I have a secret desire to become a part of the great Canadian plein air landscape tradition. OK, only once a year, but I respect and admire the work of its practitioners and there's nothing so romantic as the idea of facing the elements with a beat-up pochade box and a flask of coffee. I love the tortured trees in the windswept Canadian landscapes of the Great Lakes, and my landscape style lends itself to such drama, but the only ecosystem on the west coast that really works for me is on southern Vancouver Island and the Gulf Islands, thick with my beloved Arbutus and Garry Oak trees. A summer afternoon on a deep, quiet lake in the British Columbia interior? Not so much. I was there for a week, though, and Adams Lake is remote and pristine and beautiful, so what was my problem?

I struggled with the first painting, and it wasn't just the fact that I was using oil paint. (I can do it better -- and faster -- in acrylic.) It was also the fact that it wasn't a composition I would have chosen under normal circumstances, but I was determined to soldier on. After all, western Canadian art galleries are chock-a-block with landscapes painted by artists who make healthy livings from both tourists and locals who like to see the same style and subject matter over and over again. Much of it is lovely, so why shouldn't I join the queue?

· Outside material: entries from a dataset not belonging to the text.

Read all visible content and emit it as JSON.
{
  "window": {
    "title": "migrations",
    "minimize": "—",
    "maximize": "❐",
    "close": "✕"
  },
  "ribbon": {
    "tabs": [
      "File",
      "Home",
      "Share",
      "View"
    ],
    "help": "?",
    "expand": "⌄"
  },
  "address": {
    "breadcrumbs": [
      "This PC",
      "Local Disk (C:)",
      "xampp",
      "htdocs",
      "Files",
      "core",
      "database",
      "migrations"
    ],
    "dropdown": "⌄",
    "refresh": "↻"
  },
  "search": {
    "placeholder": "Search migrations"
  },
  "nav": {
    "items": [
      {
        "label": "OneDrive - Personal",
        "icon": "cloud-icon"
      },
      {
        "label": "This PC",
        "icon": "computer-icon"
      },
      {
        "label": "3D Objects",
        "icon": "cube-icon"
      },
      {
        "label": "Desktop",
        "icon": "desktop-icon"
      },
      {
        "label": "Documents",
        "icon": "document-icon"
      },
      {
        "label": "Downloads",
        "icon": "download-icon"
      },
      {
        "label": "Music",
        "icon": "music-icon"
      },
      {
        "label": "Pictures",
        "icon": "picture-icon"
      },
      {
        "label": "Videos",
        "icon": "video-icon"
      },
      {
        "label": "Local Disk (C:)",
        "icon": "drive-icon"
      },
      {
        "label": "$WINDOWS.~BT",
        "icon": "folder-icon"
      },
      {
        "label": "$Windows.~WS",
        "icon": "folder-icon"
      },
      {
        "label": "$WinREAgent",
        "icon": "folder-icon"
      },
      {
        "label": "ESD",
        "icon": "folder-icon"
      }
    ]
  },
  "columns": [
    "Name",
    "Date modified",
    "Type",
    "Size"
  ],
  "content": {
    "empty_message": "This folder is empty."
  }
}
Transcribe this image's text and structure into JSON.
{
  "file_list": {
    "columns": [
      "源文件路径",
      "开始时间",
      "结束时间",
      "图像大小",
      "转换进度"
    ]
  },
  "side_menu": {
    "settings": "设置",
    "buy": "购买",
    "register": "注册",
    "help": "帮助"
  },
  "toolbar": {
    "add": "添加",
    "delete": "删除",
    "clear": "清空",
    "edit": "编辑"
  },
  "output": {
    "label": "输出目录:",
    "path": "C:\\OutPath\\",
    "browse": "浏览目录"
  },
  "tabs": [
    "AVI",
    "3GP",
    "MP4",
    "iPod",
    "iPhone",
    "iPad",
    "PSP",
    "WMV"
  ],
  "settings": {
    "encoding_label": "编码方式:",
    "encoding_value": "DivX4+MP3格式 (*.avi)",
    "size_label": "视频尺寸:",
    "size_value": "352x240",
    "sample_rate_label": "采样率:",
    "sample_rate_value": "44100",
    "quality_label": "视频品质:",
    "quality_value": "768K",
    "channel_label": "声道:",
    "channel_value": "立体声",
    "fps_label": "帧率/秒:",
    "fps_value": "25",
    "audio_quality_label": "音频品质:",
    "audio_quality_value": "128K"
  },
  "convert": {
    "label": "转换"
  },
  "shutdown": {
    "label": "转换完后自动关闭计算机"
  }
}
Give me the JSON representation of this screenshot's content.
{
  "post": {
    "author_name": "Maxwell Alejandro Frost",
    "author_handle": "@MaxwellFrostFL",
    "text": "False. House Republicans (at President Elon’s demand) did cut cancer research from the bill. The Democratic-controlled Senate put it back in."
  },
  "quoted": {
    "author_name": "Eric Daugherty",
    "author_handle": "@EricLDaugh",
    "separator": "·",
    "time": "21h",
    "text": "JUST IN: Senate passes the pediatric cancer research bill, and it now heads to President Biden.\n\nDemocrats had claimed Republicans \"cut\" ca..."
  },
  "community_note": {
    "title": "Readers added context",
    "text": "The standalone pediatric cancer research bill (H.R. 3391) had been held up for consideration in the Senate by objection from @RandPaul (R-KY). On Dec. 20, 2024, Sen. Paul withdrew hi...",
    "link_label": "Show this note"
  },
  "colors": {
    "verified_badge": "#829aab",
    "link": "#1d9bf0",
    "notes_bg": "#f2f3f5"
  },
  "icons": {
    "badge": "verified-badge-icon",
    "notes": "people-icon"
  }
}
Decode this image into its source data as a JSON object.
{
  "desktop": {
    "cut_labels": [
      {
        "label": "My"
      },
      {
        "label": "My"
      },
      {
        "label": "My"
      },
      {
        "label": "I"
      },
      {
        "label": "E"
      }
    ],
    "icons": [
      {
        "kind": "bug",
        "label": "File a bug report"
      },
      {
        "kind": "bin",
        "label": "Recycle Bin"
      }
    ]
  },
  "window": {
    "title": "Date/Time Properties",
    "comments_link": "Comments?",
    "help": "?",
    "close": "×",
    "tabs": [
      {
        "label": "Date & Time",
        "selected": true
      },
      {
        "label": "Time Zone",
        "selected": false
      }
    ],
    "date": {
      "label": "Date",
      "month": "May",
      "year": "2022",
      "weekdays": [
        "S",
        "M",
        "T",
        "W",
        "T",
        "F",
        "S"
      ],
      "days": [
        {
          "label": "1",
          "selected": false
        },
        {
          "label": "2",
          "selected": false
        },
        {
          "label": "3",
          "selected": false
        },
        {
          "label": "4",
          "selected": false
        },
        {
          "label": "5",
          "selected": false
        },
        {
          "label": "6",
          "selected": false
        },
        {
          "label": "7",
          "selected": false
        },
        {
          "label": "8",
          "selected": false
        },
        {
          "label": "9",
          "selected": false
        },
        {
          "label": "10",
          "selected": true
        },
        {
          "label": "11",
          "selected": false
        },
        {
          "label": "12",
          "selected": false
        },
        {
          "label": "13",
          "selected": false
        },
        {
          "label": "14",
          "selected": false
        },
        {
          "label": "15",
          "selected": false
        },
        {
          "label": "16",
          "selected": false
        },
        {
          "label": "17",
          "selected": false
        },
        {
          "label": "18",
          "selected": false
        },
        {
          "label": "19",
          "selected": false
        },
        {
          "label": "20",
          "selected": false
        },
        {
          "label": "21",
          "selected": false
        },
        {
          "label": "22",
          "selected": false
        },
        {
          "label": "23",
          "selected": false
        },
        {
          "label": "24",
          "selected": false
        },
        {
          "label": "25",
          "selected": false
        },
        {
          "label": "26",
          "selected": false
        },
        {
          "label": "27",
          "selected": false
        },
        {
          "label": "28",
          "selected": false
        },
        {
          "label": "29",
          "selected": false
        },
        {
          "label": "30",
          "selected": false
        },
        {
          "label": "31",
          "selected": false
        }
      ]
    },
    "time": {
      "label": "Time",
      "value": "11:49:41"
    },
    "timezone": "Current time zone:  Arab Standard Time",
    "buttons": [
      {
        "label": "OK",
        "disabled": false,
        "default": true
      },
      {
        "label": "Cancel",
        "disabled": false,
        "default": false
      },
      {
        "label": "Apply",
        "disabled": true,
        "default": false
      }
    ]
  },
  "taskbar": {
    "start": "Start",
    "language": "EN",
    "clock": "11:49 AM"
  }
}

Once I'd finished with my first painting, which turned out fine but wasn't exactly what I was aiming for, I set about looking for another like it, thinking that all I needed was more time in the saddle. So I stuck my feet in the stirrups and painted ... and after an hour or two rubbed it all off. I couldn't even admit to myself how frustrated I was getting. At that point I decided I needed some perspective, and went for a little stroll to see if there was anything, object or scenery, that I actually wanted to paint. All I could find was this canoe, identical to my own, but a paler yellow. Compositions immediately started popping into my head, so I set myself up in front of it and was immediately transported. And as I painted I simplified the landscape and desaturated the colours very gradually until this was the result.

lonely canoe

Looking at it after I got it home I kept picturing the work of Christopher Pratt and Alex Colville, the enigmatic, cool and remote qualities of which I deeply admire. And I had to admit to myself that this was the most painting fun I've had in ages. So what's next I wonder?

6 comments:

dinahmow said...

You're back!
I have a "thing" about Arbutus, too. And I do tend to grind my teeth at the sort of landscapes we see everywhere.
So it's perhaps not surprising that the lonely canoe would be more likely to find a place on my wall than the "High Street popular" art.

Angela Recada said...

Your perseverance certainly paid off! You captured that canoe and scenery beautifully, but you also added an amazing atmospheric mood. Definitely enigmatic, cool and remote. Beautifully done!

nadine said...

I love your yellow canoe. I can picture it as a BIG painting on the end wall of a room. 8 feet by 6 feet.... :-)

Ponita in Real Life said...

The landscape painting is nice, but like you said, it seems they are churned out by the hundreds.

The yellow canoe, however, I love! Even more so that the background landscape is so lacking in detail. That's what makes it!! Great work, Andrea!!

andrea said...

Di: Nothing I didn't already know/suspect. :)
Angela: It was actually a relief to find a different approach. The first approach felt wrong to me.
Nadine: The wheels they are a-turnin'...
Ponita: I tried the minimalist background in the first so I really wanted to take it a step further. This subject matter was perfect for it.

Indigene Theresa said...

You know I love your work! This is beautiful, but doesn't give me the sensation I feel when I look at your symbolic works! Bravo on change.